Num fim de tarde, estava em Linhares, lá por 1978, um colega local me chamou para eu conhecer uma barbearia; eram dois irmãos bem-falantes e simpáticos.
Provocado pelo meu colega, que os conhecia bem, um deles, o mais novo, começou contar sua história:
– Eu tinha feito dezoito anos e achei que era hora de me livrar daquele tipo de trabalho do mato, de plantar e cuidar de banana, troço sem futuro nenhum. Eu fiquei sabendo que estavam construindo um porto em Vitória e que tinha vaga para todo tipo de serviço. Resolvi mudar de vida e parti para Vitória, lugar que nunca tinha ido em toda minha vida na roça.

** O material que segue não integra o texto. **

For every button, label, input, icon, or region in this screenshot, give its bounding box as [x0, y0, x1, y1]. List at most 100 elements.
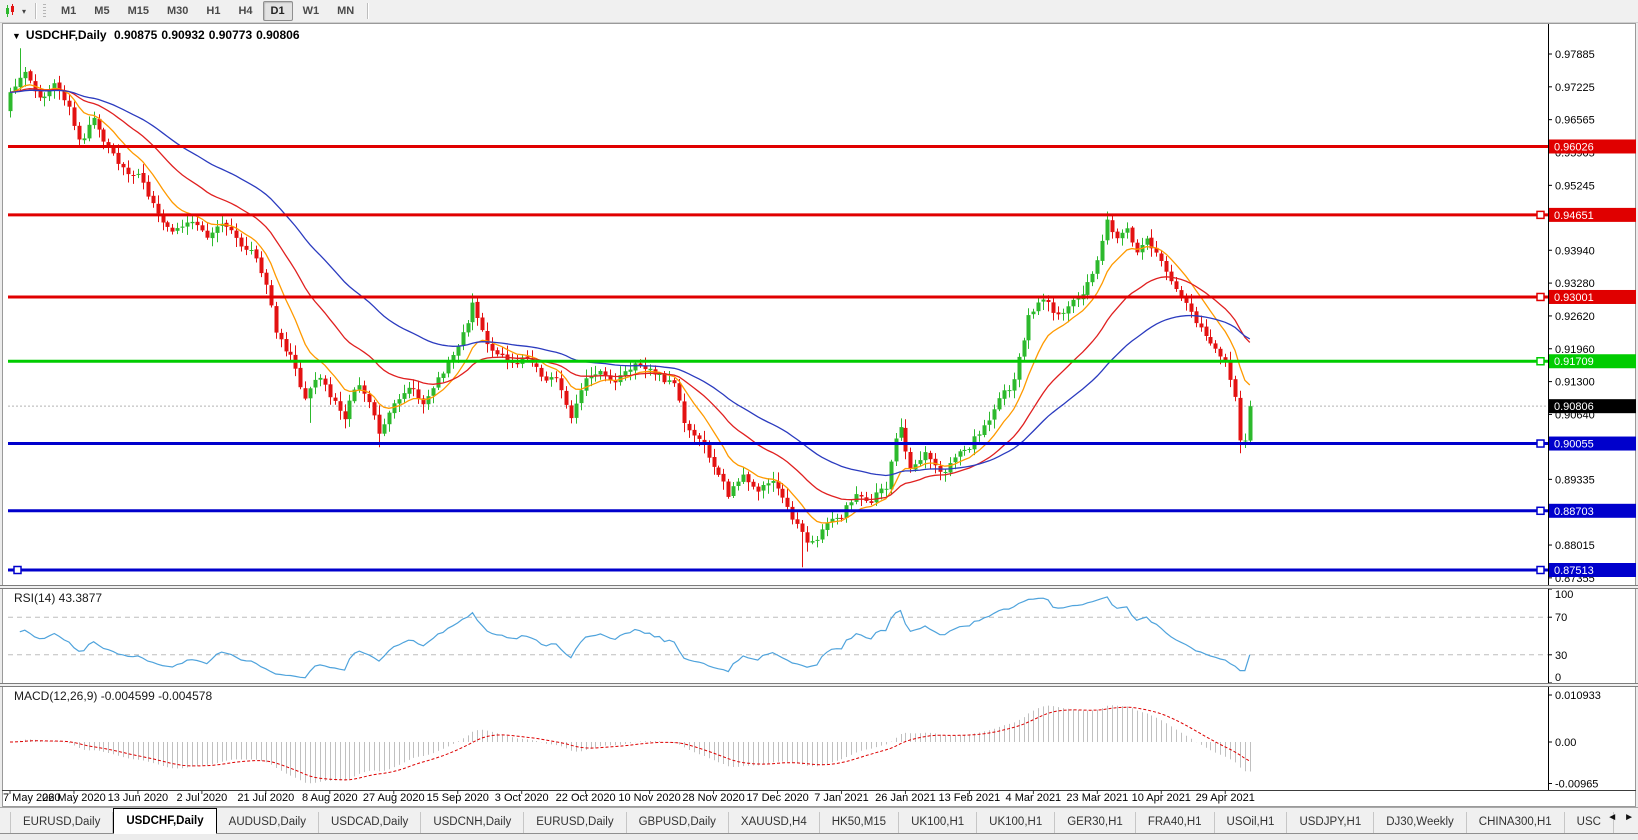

– Nunca tinha visto uma cidade grande, nem o mar eu conhecia, mesmo morando tão perto. Era uma vida de jacu, sempre em volta das bananas.
– Eu era tão analfabeto que não sabia preencher ficha de emprego. Demorava tanto que quando terminava a ficha, a vaga já tinha sido ocupada por outro mais esperto.
– Eu não conhecia ninguém, não sabia que havia pensão, não tinha dinheiro para hotel; dormi dois dias enfiado naqueles canos de cimento de um metro de largura, que ficavam empilhados em todos os lugares. No terceiro dia, começou chover, não dava para sair do cano. No quarto dia desisti, resolvi voltar para casa, mas só tinha ônibus até Colatina.
– A chuva não parava e não tinha condução para o sitio; era estrada de terra e ninguém passava naquela lama.
– Já tinha três dia que eu estava em Colatina, dormindo encostado em algum lugar que chovesse menos, minha barriga roncava de fome. Eu não tinha dinheiro para um pedaço de pão. Passei três dia comendo manga, que caia no chão. Comia manga e cagava estopa.
– Lá em Colatina tem um restaurante, na beira do rio, todo fechado de vidro. Eu ficava na calçada olhando as pessoas comendo e bebendo, enquanto minha barriga roncava e doía de fome.
– Tinha um velho, com uma moça loira muito bonita, que certamente não era mulher dele, almoçando bem perto do vidro. Cada vez que o garçom passava a faca na carne do espeto, parecia que estava cortando dentro da minha barriga. Prometi para mim mesmo que um dia voltaria ali para comer aquele churrasco.
– A chuva diminuiu, peguei carona com um caminhão que ia lá pros lados da casa do meu pai.
– Meu irmão veio para Linhares, começou cortar cabelo numa barbearia, depois, quando montou sua própria barbearia, me chamou para aprender o ofício.
– Os anos foram passando, casei-me, montei uma casa, e depois de quinze anos, consegui comprar uma Brasília. Usada, mas bem ajeitada. Daí pensei comigo, tá na hora de cumprir minha promessa para mim mesmo, ir comer aquele churrasco em Colatina.
– Tinha carro, tinha dinheiro, mas não tinha a loira. Minha mulher não servia, pois ela é bem morena e a mulher da minha promessa tinha que ser loira.
– Pensei que fosse fácil, mas não consegui encontrar quem quisesse ir comigo naquela churrascaria.
– Como último recurso, fui na zona. Procurei as loiras da casa e fiz a minha proposta, ir comigo comer um churrasco em Colatina.
– Não deu certo, ninguém confiou nas minhas boas intenções e achavam que tinha coisa ruim por traz dessa história de comer churrasco me Colatina.
Em fechou a sua história:
– Agora que tenho casa, tenho carro, tenho um bom serviço, ainda não consigo arrumar uma loira para comer um churrasco.